Presiden Prabowo Subianto menginstruksikan penambahan alokasi anggaran mitigasi bencana. Menkeu Purbaya menyatakan siap mengeksekusi kenaikan anggaran.

Diterbitkan 07 September 2026, 17:30 WIB
Share
Copy Link
Batalkan

Liputan6.com, Jakarta - Menteri Keuangan (Menkeu) Purbaya Yudhi Sadewa menyatakan pihaknya siap meningkatkan alokasi anggaran mitigasi bencana. Kendati demikian, Kemenkeu masih menunggu rincian perhitungan resmi dari Badan Nasional Penanggulangan Bencana (BNPB).

"Nanti kita tingkatkan sesuai permintaan, kan BNPB yang hitung. Nanti kita lihat seperti apa perhitungan BNPB," kata Purbaya di Kompleks Istana Kepresidenan Jakarta, Senin (7/9/2026).

Purbaya mengaku hingga kini belum menerima ajuan angka resmi terkait kebutuhan anggaran tersebut dari BNPB.

"Kan sekarang saya belum terima. Iya lah (menunggu BNPB), habis saya kasih ke mana?" ujar Purbaya.

Instruksi Presiden Prabowo Subianto

Rencana penambahan anggaran ini mengemuka setelah Presiden Prabowo Subianto menyampaikan komitmennya untuk menambah alokasi anggaran mitigasi bencana secara signifikan.
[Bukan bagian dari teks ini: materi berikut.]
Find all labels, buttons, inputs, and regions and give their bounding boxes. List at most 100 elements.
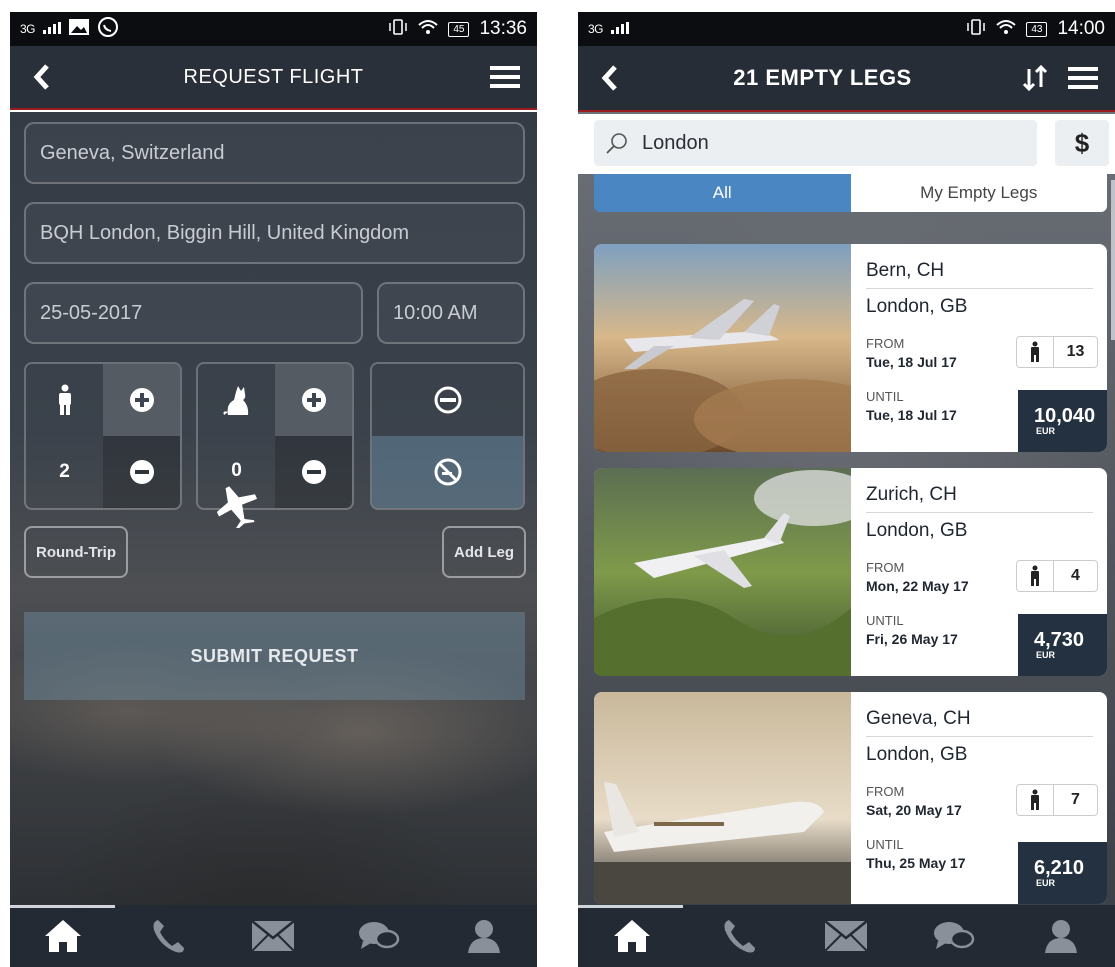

Menurut Prabowo, posisi Indonesia yang berada di wilayah Ring of Fire menuntut kesiapsiagaan penuh sepanjang waktu.

Hal tersebut disampaikan Presiden saat memimpin rapat terbatas (ratas) penanganan bencana alam gempa Nusa Tenggara Timur (NTT), erupsi Gunung Anak Krakatau, serta kebakaran hutan dan lahan (karhutla). Rapat digelar secara virtual melalui video conference dari Istana Merdeka Jakarta, Senin (7/9/2026).
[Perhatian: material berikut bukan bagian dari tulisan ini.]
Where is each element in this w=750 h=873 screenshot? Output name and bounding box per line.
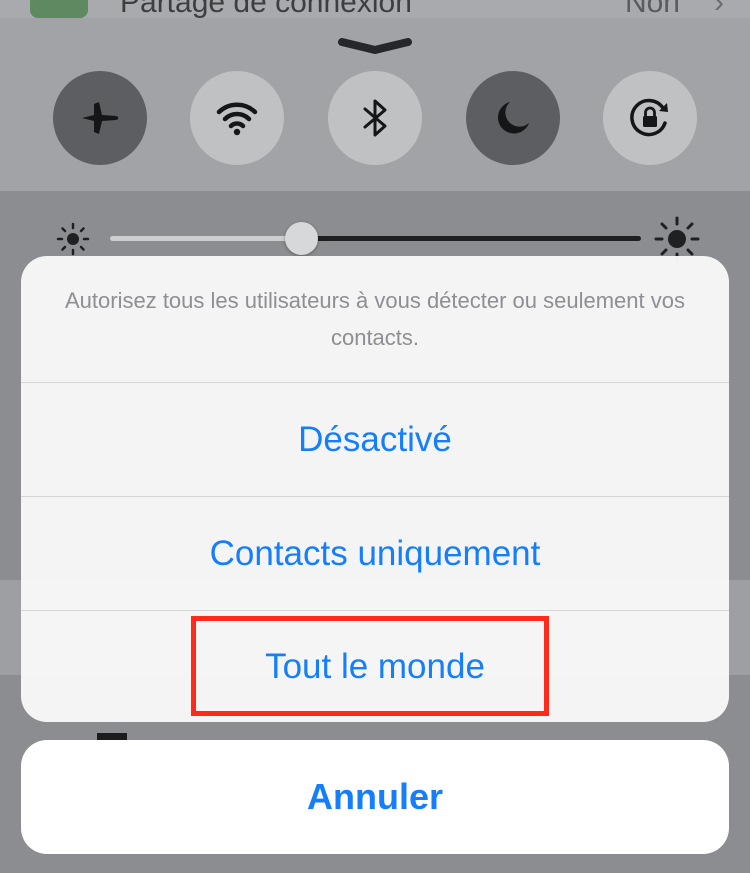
hotspot-icon	[30, 0, 88, 18]
chevron-right-icon: ›	[714, 0, 724, 18]
rotation-lock-icon	[630, 98, 668, 137]
bluetooth-toggle[interactable]	[328, 71, 422, 165]
option-contacts-only-button[interactable]: Contacts uniquement	[21, 496, 729, 610]
settings-row-hotspot: Partage de connexion Non ›	[0, 0, 750, 18]
brightness-slider-thumb[interactable]	[284, 222, 318, 255]
wifi-icon	[216, 102, 258, 136]
option-everyone-button[interactable]: Tout le monde	[21, 610, 729, 722]
wifi-toggle[interactable]	[190, 71, 284, 165]
cancel-button[interactable]: Annuler	[21, 740, 729, 854]
settings-row-label: Partage de connexion	[120, 0, 412, 18]
airdrop-action-sheet: Autorisez tous les utilisateurs à vous d…	[21, 256, 729, 722]
moon-icon	[497, 102, 529, 134]
bluetooth-icon	[363, 99, 387, 137]
airplane-icon	[82, 102, 119, 134]
action-sheet-message: Autorisez tous les utilisateurs à vous d…	[65, 288, 685, 350]
grabber-chevron-icon[interactable]	[338, 38, 412, 54]
settings-row-value: Non	[624, 0, 680, 18]
do-not-disturb-toggle[interactable]	[466, 71, 560, 165]
brightness-slider-track-min[interactable]	[110, 236, 302, 241]
airplane-mode-toggle[interactable]	[53, 71, 147, 165]
brightness-slider-track-max[interactable]	[301, 236, 641, 241]
sun-small-icon	[56, 222, 90, 256]
rotation-lock-toggle[interactable]	[603, 71, 697, 165]
option-off-button[interactable]: Désactivé	[21, 382, 729, 496]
"Ini adalah takdir kita, negara yang berada di lingkaran api, the Ring of Fire. Jadi ini membawa kita untuk harus siap menghadapi keadaan seperti ini setiap saat. Berarti mungkin pelajaran juga bagi kita, bagi pemerintah yang saya pimpin, alokasi anggaran untuk mitigasi bencana harus kita tambah secara signifikan," tegas Prabowo.
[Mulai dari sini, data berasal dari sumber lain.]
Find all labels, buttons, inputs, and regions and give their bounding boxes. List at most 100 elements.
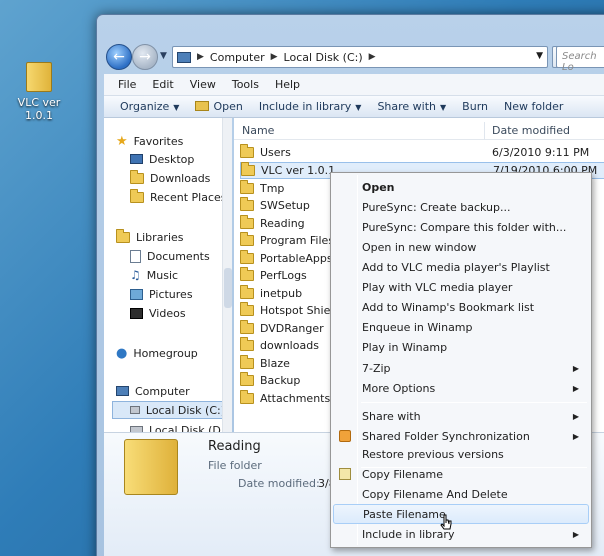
menu-item-copy-filename-delete[interactable]: Copy Filename And Delete bbox=[333, 484, 589, 504]
breadcrumb-local-disk[interactable]: Local Disk (C:) bbox=[284, 51, 363, 64]
folder-icon bbox=[240, 250, 254, 264]
menu-item-label: Share with bbox=[362, 409, 421, 423]
menu-item-share-with[interactable]: Share with ▶ bbox=[333, 406, 589, 426]
nav-label: Libraries bbox=[136, 230, 184, 244]
nav-label: Documents bbox=[147, 249, 210, 263]
open-button[interactable]: Open bbox=[187, 100, 250, 113]
sync-icon bbox=[339, 430, 351, 442]
nav-videos[interactable]: Videos bbox=[130, 304, 186, 322]
details-type: File folder bbox=[208, 459, 262, 472]
nav-label: Pictures bbox=[149, 287, 193, 301]
nav-label: Local Disk (C:) bbox=[145, 403, 225, 417]
breadcrumb-separator[interactable]: ▶ bbox=[369, 52, 376, 62]
menu-item-restore-versions[interactable]: Restore previous versions bbox=[333, 444, 589, 464]
file-name: Users bbox=[260, 146, 291, 159]
column-divider[interactable] bbox=[484, 122, 485, 140]
command-bar: Organize ▼ Open Include in library ▼ Share… bbox=[104, 96, 604, 118]
nav-pictures[interactable]: Pictures bbox=[130, 285, 193, 303]
menu-item-copy-filename[interactable]: Copy Filename bbox=[333, 464, 589, 484]
breadcrumb-separator[interactable]: ▶ bbox=[271, 52, 278, 62]
nav-desktop[interactable]: Desktop bbox=[130, 150, 194, 168]
column-name[interactable]: Name bbox=[242, 124, 274, 137]
menu-item-7zip[interactable]: 7-Zip ▶ bbox=[333, 358, 589, 378]
homegroup-icon: ● bbox=[116, 345, 128, 361]
arrow-right-icon: → bbox=[139, 49, 151, 65]
menu-item-puresync-create-backup[interactable]: PureSync: Create backup... bbox=[333, 197, 589, 217]
menu-item-shared-folder-sync[interactable]: Shared Folder Synchronization ▶ bbox=[333, 426, 589, 446]
downloads-folder-icon bbox=[130, 169, 144, 184]
breadcrumb-separator[interactable]: ▶ bbox=[197, 52, 204, 62]
menu-view[interactable]: View bbox=[182, 78, 224, 91]
nav-label: Videos bbox=[149, 306, 186, 320]
copy-icon bbox=[339, 468, 351, 480]
breadcrumb-computer[interactable]: Computer bbox=[210, 51, 265, 64]
menu-item-include-in-library[interactable]: Include in library ▶ bbox=[333, 524, 589, 544]
nav-pane-scrollbar[interactable] bbox=[222, 118, 232, 438]
menu-item-label: More Options bbox=[362, 381, 436, 395]
menu-tools[interactable]: Tools bbox=[224, 78, 267, 91]
menu-item-paste-filename[interactable]: Paste Filename bbox=[333, 504, 589, 524]
menu-item-play-winamp[interactable]: Play in Winamp bbox=[333, 337, 589, 357]
nav-downloads[interactable]: Downloads bbox=[130, 169, 210, 187]
burn-button[interactable]: Burn bbox=[454, 100, 496, 113]
recent-places-icon bbox=[130, 188, 144, 203]
organize-button[interactable]: Organize ▼ bbox=[112, 100, 187, 113]
recent-pages-dropdown[interactable]: ▼ bbox=[160, 51, 167, 61]
menu-item-label: Copy Filename bbox=[362, 467, 444, 481]
nav-local-disk-c[interactable]: Local Disk (C:) bbox=[112, 401, 226, 419]
nav-label: Homegroup bbox=[133, 346, 198, 360]
menu-item-open[interactable]: Open bbox=[333, 177, 589, 197]
file-row-users[interactable]: Users 6/3/2010 9:11 PM bbox=[240, 144, 604, 161]
nav-favorites[interactable]: ★ Favorites bbox=[116, 132, 183, 150]
forward-button[interactable]: → bbox=[132, 44, 158, 70]
submenu-arrow-icon: ▶ bbox=[572, 529, 579, 539]
folder-icon bbox=[240, 372, 254, 386]
address-dropdown-icon[interactable]: ▼ bbox=[536, 51, 543, 61]
new-folder-button[interactable]: New folder bbox=[496, 100, 571, 113]
nav-computer[interactable]: Computer bbox=[116, 382, 190, 400]
nav-music[interactable]: ♫ Music bbox=[130, 266, 178, 284]
computer-icon bbox=[116, 386, 129, 396]
address-bar[interactable]: ▶ Computer ▶ Local Disk (C:) ▶ ▼ bbox=[172, 46, 548, 68]
chevron-down-icon: ▼ bbox=[355, 103, 362, 112]
menu-help[interactable]: Help bbox=[267, 78, 308, 91]
back-button[interactable]: ← bbox=[106, 44, 132, 70]
include-in-library-button[interactable]: Include in library ▼ bbox=[251, 100, 370, 113]
menu-item-open-new-window[interactable]: Open in new window bbox=[333, 237, 589, 257]
column-date-modified[interactable]: Date modified bbox=[492, 124, 570, 137]
folder-icon bbox=[240, 232, 254, 246]
star-icon: ★ bbox=[116, 133, 128, 149]
scrollbar-thumb[interactable] bbox=[224, 268, 232, 308]
menu-item-add-vlc-playlist[interactable]: Add to VLC media player's Playlist bbox=[333, 257, 589, 277]
desktop: VLC ver 1.0.1 ← → ▼ ▶ Computer ▶ Local D… bbox=[0, 0, 604, 556]
context-menu: Open PureSync: Create backup... PureSync… bbox=[330, 172, 592, 548]
menu-edit[interactable]: Edit bbox=[144, 78, 181, 91]
folder-icon bbox=[240, 390, 254, 404]
nav-libraries[interactable]: Libraries bbox=[116, 228, 184, 246]
share-with-button[interactable]: Share with ▼ bbox=[369, 100, 454, 113]
navigation-bar: ← → ▼ ▶ Computer ▶ Local Disk (C:) ▶ ▼ ↻… bbox=[104, 44, 604, 74]
nav-documents[interactable]: Documents bbox=[130, 247, 210, 265]
menu-file[interactable]: File bbox=[110, 78, 144, 91]
menu-item-label: Shared Folder Synchronization bbox=[362, 429, 530, 443]
menu-item-enqueue-winamp[interactable]: Enqueue in Winamp bbox=[333, 317, 589, 337]
folder-icon bbox=[241, 162, 255, 176]
submenu-arrow-icon: ▶ bbox=[572, 431, 579, 441]
desktop-folder-vlc[interactable]: VLC ver 1.0.1 bbox=[4, 62, 74, 122]
folder-icon bbox=[240, 320, 254, 334]
organize-label: Organize bbox=[120, 100, 170, 113]
nav-label: Recent Places bbox=[150, 190, 227, 204]
nav-homegroup[interactable]: ● Homegroup bbox=[116, 344, 198, 362]
arrow-left-icon: ← bbox=[113, 49, 125, 65]
menu-item-puresync-compare[interactable]: PureSync: Compare this folder with... bbox=[333, 217, 589, 237]
nav-label: Favorites bbox=[133, 134, 184, 148]
folder-icon bbox=[240, 267, 254, 281]
menu-item-play-vlc[interactable]: Play with VLC media player bbox=[333, 277, 589, 297]
submenu-arrow-icon: ▶ bbox=[572, 411, 579, 421]
search-input[interactable]: Search Lo bbox=[556, 46, 604, 73]
nav-recent-places[interactable]: Recent Places bbox=[130, 188, 227, 206]
menu-item-winamp-bookmark[interactable]: Add to Winamp's Bookmark list bbox=[333, 297, 589, 317]
menu-bar: File Edit View Tools Help bbox=[104, 74, 604, 96]
menu-item-more-options[interactable]: More Options ▶ bbox=[333, 378, 589, 398]
folder-icon bbox=[240, 302, 254, 316]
Ia optimistis Indonesia akan makin mampu dan sigap dalam menangani potensi bencana di masa depan. Prabowo juga menilai jajaran pemerintah telah merespons berbagai bencana belakangan ini secara cepat dan masif, termasuk di wilayah Sumatra.

"Sekarang pun dibandingkan tahun-tahun dulu, respons kita sangat cepat. Keadaan bencana di Sumatra, di Aceh, Sumatra Utara, dan Sumatra Barat ternyata respons kita cukup masif dan cepat," tuturnya.

"Untuk itu, saya ucapkan terima kasih kepada semua unsur yang telah bekerja keras. Kita pulihkan keadaan di Aceh, Sumut, dan Sumbar dengan kekuatan kita sendiri. Menurut saya kita cukup berhasil mengatasinya," sambung Prabowo.

 

Evaluasi Penanganan Karhutla dan Gempa NTT

Selain bencana erupsi dan banjir, Prabowo turut menyoroti langkah penanganan karhutla dan bencana gempa di Flores, NTT.

"Kemudian juga saya lihat reaksi terhadap kebakaran hutan kita cukup masif, walaupun di sana-sini mungkin ada keterlambatan. Namun, itu kita catat untuk selanjutnya mengambil langkah-langkah yang antisipatif," kata Presiden.

"Gempa Flores, saya lihat respons kita juga cukup besar. Namun, saya ingin cek di kabupaten-kabupaten yang belum saya datangi untuk melihat bagaimana kebutuhan dasar, apakah sudah bisa dipulihkan atau belum," imbuhnya.

Dalam rapat terbatas tersebut, Presiden Prabowo meminta laporan langsung dari Badan Geologi Kementerian ESDM terkait erupsi Gunung Anak Krakatau serta gunung api aktif lainnya. Ia juga menginstruksikan Panglima TNI dan Kapolri untuk melaporkan penanganan karhutla di lapangan, serta berkoordinasi dengan Gubernur NTT terkait perkembangan penanganan pascabencana.